The ADS-L archives contain over a hundred
messages containing "ïced tea".  Browsing
quickly, the earliest date I see is 1852, in a
message of 29 Jul 1999 09:57 (from Barry, I believe):

LADIES' REPOSITORY, January 1852, pg. 34, col. 1:
Throughout the summer, ices are sold in the
streets of every Russian town; and, not only iced
water, iced wine, and iced beer, but even iced
tea is drank in immense quantities.  [Making of America database]

Google Books associates the same quotation with
Charles Dickens, via "Home and Social Philosophy:
or, Chapters in Every-day Topics. From 'Household
Words,' Edited by Charles Dickens", also 1852
(NY: G. P. Putnam).  And with "Panorama of St.
Petersburg", by J.G. Köhl, also 1852.

(The instance in "The Phrenological journal and
miscellany" must be spurious.  Although the title
page reads 1837, the page in question is from
something else altogether Pakistani; see page 765
of 967 and following  The page with "iced tea"
[unnumbered, as far as I can tell] contains
phrases such as "A corporation president",
"semi-coma", "post-luncheon slumps" that do not sound 1837-ish.)

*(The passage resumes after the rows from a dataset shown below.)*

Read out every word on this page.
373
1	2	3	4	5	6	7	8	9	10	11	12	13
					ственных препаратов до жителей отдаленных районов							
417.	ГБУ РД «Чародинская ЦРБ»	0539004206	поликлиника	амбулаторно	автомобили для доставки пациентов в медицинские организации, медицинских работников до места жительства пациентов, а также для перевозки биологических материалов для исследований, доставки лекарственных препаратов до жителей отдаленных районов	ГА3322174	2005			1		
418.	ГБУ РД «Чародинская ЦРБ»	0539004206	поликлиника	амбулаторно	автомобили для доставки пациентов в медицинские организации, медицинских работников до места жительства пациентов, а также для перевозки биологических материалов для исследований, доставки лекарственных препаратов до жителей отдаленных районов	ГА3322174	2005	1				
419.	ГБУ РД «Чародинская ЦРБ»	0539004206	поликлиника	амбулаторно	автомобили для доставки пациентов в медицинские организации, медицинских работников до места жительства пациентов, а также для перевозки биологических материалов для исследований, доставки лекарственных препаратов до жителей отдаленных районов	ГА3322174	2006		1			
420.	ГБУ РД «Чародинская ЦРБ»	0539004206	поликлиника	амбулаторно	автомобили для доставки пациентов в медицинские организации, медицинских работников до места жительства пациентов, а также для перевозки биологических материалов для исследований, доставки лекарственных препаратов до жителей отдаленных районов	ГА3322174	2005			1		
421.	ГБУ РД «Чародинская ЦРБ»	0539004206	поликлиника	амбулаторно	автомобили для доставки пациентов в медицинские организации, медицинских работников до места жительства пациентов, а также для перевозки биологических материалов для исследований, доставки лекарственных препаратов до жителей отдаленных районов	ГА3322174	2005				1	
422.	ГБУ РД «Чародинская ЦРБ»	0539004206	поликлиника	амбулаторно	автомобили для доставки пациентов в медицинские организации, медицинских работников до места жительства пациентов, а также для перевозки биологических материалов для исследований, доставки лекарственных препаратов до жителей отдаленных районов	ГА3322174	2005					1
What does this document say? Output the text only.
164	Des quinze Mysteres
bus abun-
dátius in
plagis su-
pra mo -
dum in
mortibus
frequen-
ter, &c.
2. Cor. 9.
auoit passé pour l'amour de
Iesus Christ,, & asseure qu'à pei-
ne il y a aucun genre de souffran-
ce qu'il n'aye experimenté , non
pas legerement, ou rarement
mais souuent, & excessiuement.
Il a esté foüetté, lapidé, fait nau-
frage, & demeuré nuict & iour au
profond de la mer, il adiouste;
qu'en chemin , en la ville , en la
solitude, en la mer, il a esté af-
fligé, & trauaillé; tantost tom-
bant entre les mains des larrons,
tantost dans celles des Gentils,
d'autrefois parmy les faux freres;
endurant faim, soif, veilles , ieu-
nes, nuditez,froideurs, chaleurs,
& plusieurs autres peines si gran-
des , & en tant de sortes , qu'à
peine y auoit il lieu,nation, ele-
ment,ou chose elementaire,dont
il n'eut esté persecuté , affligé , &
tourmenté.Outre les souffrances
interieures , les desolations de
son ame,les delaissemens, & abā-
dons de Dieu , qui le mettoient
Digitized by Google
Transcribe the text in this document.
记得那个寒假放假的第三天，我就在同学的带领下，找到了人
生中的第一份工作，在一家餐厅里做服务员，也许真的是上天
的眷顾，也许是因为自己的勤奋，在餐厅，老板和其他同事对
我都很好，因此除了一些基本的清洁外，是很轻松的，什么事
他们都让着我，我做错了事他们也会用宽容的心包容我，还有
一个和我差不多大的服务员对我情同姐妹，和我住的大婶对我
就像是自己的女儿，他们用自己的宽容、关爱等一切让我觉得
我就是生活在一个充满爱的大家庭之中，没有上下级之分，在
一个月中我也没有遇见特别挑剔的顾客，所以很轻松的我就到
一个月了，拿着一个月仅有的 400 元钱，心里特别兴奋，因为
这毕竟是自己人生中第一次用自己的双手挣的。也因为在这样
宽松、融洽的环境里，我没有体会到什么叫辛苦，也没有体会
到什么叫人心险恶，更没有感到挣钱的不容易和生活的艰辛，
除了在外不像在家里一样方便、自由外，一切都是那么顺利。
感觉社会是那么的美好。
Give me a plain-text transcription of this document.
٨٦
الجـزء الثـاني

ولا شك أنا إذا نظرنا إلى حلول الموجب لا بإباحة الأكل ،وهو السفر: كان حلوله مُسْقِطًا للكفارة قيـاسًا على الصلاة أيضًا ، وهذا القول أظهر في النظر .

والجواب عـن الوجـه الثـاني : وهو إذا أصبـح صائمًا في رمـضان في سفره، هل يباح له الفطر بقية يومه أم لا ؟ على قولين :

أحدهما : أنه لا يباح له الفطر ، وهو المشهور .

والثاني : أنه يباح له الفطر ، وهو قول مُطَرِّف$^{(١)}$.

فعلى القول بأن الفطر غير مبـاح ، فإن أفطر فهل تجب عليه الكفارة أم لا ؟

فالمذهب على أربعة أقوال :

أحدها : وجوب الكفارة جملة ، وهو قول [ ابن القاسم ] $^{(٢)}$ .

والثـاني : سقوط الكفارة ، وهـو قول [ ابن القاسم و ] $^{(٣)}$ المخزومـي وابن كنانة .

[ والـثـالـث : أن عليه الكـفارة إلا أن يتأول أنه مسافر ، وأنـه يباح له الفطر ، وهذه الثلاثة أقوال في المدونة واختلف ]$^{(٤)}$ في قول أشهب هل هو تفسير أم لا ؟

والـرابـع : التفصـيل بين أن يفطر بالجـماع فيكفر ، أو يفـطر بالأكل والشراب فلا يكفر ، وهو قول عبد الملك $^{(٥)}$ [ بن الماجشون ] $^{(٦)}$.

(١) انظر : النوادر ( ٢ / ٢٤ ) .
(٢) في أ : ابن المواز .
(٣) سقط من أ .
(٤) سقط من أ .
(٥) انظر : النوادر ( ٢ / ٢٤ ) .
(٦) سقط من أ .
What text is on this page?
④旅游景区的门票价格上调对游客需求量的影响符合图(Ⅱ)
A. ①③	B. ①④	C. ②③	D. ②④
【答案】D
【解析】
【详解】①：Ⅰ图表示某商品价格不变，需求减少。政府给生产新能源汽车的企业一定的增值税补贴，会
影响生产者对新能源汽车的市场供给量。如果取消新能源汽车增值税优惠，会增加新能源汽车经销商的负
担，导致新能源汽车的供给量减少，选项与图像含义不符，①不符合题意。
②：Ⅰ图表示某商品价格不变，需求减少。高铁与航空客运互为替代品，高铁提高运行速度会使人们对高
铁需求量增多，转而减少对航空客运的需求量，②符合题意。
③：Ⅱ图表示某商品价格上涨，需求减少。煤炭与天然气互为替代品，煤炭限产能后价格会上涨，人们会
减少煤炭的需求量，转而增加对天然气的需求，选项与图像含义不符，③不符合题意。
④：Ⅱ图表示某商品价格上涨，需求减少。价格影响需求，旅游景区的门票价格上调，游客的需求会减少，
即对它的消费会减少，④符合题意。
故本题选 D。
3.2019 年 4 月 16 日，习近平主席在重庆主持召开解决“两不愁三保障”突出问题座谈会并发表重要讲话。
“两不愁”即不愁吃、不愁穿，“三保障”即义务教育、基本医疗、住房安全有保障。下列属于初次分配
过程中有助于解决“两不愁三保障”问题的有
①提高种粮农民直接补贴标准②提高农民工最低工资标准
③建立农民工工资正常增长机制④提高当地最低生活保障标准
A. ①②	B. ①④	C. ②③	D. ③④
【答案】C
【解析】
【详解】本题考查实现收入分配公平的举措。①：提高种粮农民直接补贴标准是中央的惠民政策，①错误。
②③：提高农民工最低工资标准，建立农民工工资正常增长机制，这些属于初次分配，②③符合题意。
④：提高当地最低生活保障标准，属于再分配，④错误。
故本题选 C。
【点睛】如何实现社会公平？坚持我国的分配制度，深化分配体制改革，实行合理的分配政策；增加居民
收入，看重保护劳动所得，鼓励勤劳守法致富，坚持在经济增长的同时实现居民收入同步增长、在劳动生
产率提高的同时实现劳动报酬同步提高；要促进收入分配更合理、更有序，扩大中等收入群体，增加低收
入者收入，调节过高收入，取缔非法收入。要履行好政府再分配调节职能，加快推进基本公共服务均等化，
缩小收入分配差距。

There seem to be many quotations from circa 1873 on.

Google Books claims 1827, Domestic Economy, and
Cookery, By Lady, Adam Matthew Publications,
[title page says "London: Printed for Longman,
Rees, Orme, Brown, and Green, Paternoster-Row,
1827], p. 589:  "Iced Teas, Coffee, and
Chocolate" [recipe title].  BUT, the recipe is in
a section titled "Ices", and it (and the next,
"Iced Water Coffee") is an ice[d] cream:  "Put
four pints of good cream on the fire, with eight
yolks and a quarter of a pound of sugar; let it
thicken, turning it with a whisk. Dissolve half a
pound of vanilla or chocolate, and mix it in
well; strain, cool, and ice it.  [No mention of
tea in this recipe!!  And also not a drink.]
      Elsewhere, this book has:  Page
148:  "Those who have not tasted raw frozen fish
in Russia, nor iced cream coffee or tea at
Venice, with a long draught of iced water after
it ..."  [No commas in list.  This tea too sounds like an ice, not a drink.]